J'en viens aux mauvais points et au « small business act à la française ». En tant que startup française, nous nous sommes mis tous les opérateurs français à dos, qui se sont ingéniés à trouver une autre technologie aux États-Unis pour la déployer en France. Ils n'ont pas été capables de venir vers nous. Par contre, nous travaillons avec des opérateurs étrangers comme Telefonica, Tata Docomo ou AT & T…
Bon nombre de startups rencontrent le même problème. Quand elles arrivent avec une innovation, on a du mal à leur ouvrir la porte. Il y a un phénomène de rejet du côté des grandes entreprises, au lieu d'aider ces boîtes à se développer, à créer de la valeur, voire à les racheter, comme savent le faire les Américains. Cela arrive très peu en France. Le SBF 120 – société des bourses françaises – a dû faire une trentaine d'acquisitions en cinq ou six ans, tandis que Google à lui seul en a fait trois fois plus, ce qui montre que nous avons un problème en matière de développement des startups.
Je partage ce qu'a dit Éric sur la révolution numérique.
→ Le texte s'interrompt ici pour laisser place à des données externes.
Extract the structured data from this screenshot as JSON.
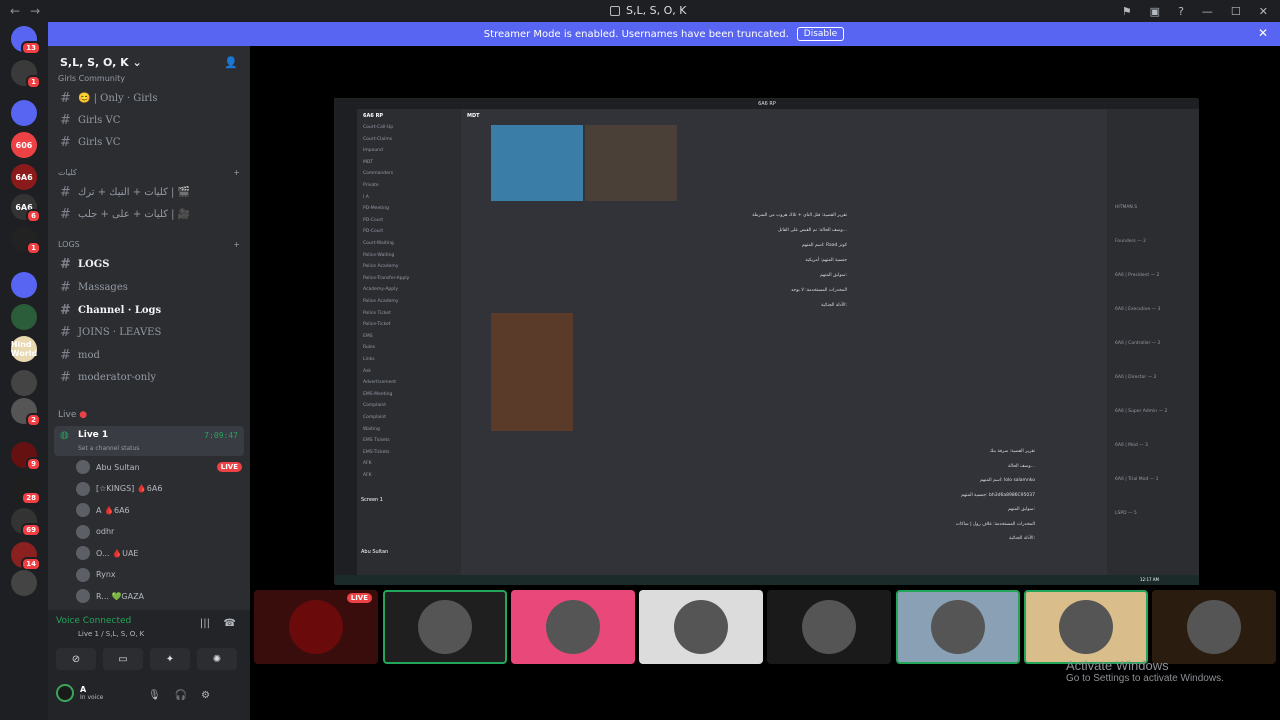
{
  "window": {
    "title": "S,L, S, O, K"
  },
  "banner": {
    "text": "Streamer Mode is enabled. Usernames have been truncated.",
    "disable_label": "Disable"
  },
  "servers": [
    {
      "label": "",
      "badge": "13",
      "color": "#5865f2"
    },
    {
      "label": "",
      "badge": "1",
      "color": "#3a3a3a"
    },
    {
      "label": "",
      "badge": "",
      "color": "#5865f2"
    },
    {
      "label": "606",
      "badge": "",
      "color": "#ed4245"
    },
    {
      "label": "6A6",
      "badge": "",
      "color": "#8b1a1a"
    },
    {
      "label": "6A6",
      "badge": "6",
      "color": "#333333"
    },
    {
      "label": "",
      "badge": "1",
      "color": "#222222"
    },
    {
      "label": "",
      "badge": "",
      "color": "#5865f2"
    },
    {
      "label": "",
      "badge": "",
      "color": "#2b5d3a"
    },
    {
      "label": "Hind World",
      "badge": "",
      "color": "#e8d9b0"
    },
    {
      "label": "",
      "badge": "",
      "color": "#444444"
    },
    {
      "label": "",
      "badge": "2",
      "color": "#555555"
    },
    {
      "label": "",
      "badge": "9",
      "color": "#661111"
    },
    {
      "label": "",
      "badge": "28",
      "color": "#1f1f1f"
    },
    {
      "label": "",
      "badge": "69",
      "color": "#333333"
    },
    {
      "label": "",
      "badge": "14",
      "color": "#8b2020"
    },
    {
      "label": "",
      "badge": "",
      "color": "#444444"
    }
  ],
  "sidebar": {
    "server_name": "S,L, S, O, K",
    "top_partial": "Girls Community",
    "channels_top": [
      {
        "name": "😊 | Only · Girls"
      },
      {
        "name": "Girls VC"
      },
      {
        "name": "Girls VC"
      }
    ],
    "cat1": "كليات",
    "channels_cat1": [
      {
        "name": "كليات + النيك + ترك | 🎬"
      },
      {
        "name": "كليات + على + جلب | 🎥"
      }
    ],
    "cat_logs": "LOGS",
    "logs": [
      {
        "name": "LOGS",
        "bold": true
      },
      {
        "name": "Massages",
        "bold": false
      },
      {
        "name": "Channel · Logs",
        "bold": true
      },
      {
        "name": "JOINS · LEAVES",
        "bold": false
      },
      {
        "name": "mod",
        "bold": false
      },
      {
        "name": "moderator-only",
        "bold": false
      }
    ],
    "cat_live": "Live",
    "voice_channel": {
      "name": "Live 1",
      "time": "7:09:47",
      "status": "Set a channel status"
    },
    "voice_users": [
      {
        "name": "Abu Sultan",
        "live": "LIVE"
      },
      {
        "name": "[☆KINGS]  🩸6A6",
        "live": ""
      },
      {
        "name": "A  🩸6A6",
        "live": ""
      },
      {
        "name": "odhr",
        "live": ""
      },
      {
        "name": "O...  🩸UAE",
        "live": ""
      },
      {
        "name": "Rynx",
        "live": ""
      },
      {
        "name": "R...  💚GAZA",
        "live": ""
      }
    ]
  },
  "voice_panel": {
    "status": "Voice Connected",
    "channel": "Live 1 / S,L, S, O, K"
  },
  "user": {
    "name": "A",
    "status": "In voice"
  },
  "stream": {
    "app_title": "6A6 RP",
    "server": "6A6 RP",
    "channel": "MDT",
    "channels": [
      "Court-Call-Up",
      "Court-Claims",
      "Impound",
      "MDT",
      "Commanders",
      "Private",
      "I A",
      "PD-Meeting",
      "PD-Court",
      "PD-Court",
      "Court-Waiting",
      "Police-Waiting",
      "Police Academy",
      "Police-Transfer-Apply",
      "Academy-Apply",
      "Police Academy",
      "Police Ticket",
      "Police-Ticket",
      "EMS",
      "Rules",
      "Links",
      "Ask",
      "Advertisement",
      "EMS-Meeting",
      "Complaint",
      "Complaint",
      "Waiting",
      "EMS Tickets",
      "EMS-Tickets",
      "AFK",
      "AFK"
    ],
    "chat_lines": [
      "تقرير القضية: قتل الناي + تلاك هروب من الشرطة",
      "وصف الحالة: تم القبض على القاتل...",
      "اسم المتهم: Raad كوتر",
      "جنسية المتهم: أمريكية",
      "سوابق المتهم:",
      "المخدرات المستخدمة: لا يوجد",
      "الأدلة الجنائية:"
    ],
    "chat_lines_2": [
      "تقرير القضية: سرقة بنك",
      "وصف الحالة...",
      "اسم المتهم: lolo salamnko",
      "جنسية المتهم: bh3d6a8986C95037",
      "سوابق المتهم:",
      "المخدرات المستخدمة: غلاف رول | شاكات",
      "الأدلة الجنائية:"
    ],
    "members": [
      "HITMAN.S",
      "Founders — 2",
      "6A6 | President — 2",
      "6A6 | Executive — 3",
      "6A6 | Controller — 2",
      "6A6 | Director — 2",
      "6A6 | Super Admin — 2",
      "6A6 | Mod — 3",
      "6A6 | Trial Mod — 1",
      "LSPD — 5"
    ],
    "screen_label": "Screen 1",
    "stream_user": "Abu Sultan",
    "taskbar_time": "12:17 AM"
  },
  "tiles": [
    {
      "name": "stream",
      "live": "LIVE",
      "bg": "#3a0d0d"
    },
    {
      "name": "user-1",
      "live": "",
      "bg": "#1f1f1f"
    },
    {
      "name": "user-2",
      "live": "",
      "bg": "#e8487a"
    },
    {
      "name": "user-3",
      "live": "",
      "bg": "#dcdcdc"
    },
    {
      "name": "user-4",
      "live": "",
      "bg": "#1a1a1a"
    },
    {
      "name": "user-5",
      "live": "",
      "bg": "#8aa0b4"
    },
    {
      "name": "user-6",
      "live": "",
      "bg": "#d9bd8b"
    },
    {
      "name": "user-7",
      "live": "",
      "bg": "#2a1d10"
    }
  ],
  "activate": {
    "title": "Activate Windows",
    "sub": "Go to Settings to activate Windows."
  }
}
Les taxis sont descendus dans la rue et ont fait grève à cause d'Uber. Aujourd'hui, Uber s'applique aux taxis, mais demain, il s'appliquera à tout, le gaz, l'eau, l'essence etc. Uber, c'est quelqu'un qui va utiliser un moyen numérique. Vous avez chez vous, par exemple, deux bouteilles de gaz propane et vous passez de la vide à la pleine. On va informer quelqu'un qu'une des bouteilles est vide. Il sera facile, demain, de prendre des livreurs, à la mode Uber, qui vont acheter et équiper leur camionnette, et on va leur donner, chaque jour, une feuille de route pour aller déposer les bouteilles de gaz chez des particuliers. Ils gagneront 10 ou 15 euros par bouteille de gaz livrée : ce peut être un petit business sympa s'ils en livrent une vingtaine ou une trentaine par jour. C'est un exemple parmi d'autres de ce que l'on appelle la « désintermédiation ». L'uberisation ne se limitera pas aux taxis et aux hôtels avec Airbnb ; le phénomène va se généraliser. On peut le freiner, mais dans ce cas, il viendra de l'extérieur, ou bien anticiper et le prendre de vitesse.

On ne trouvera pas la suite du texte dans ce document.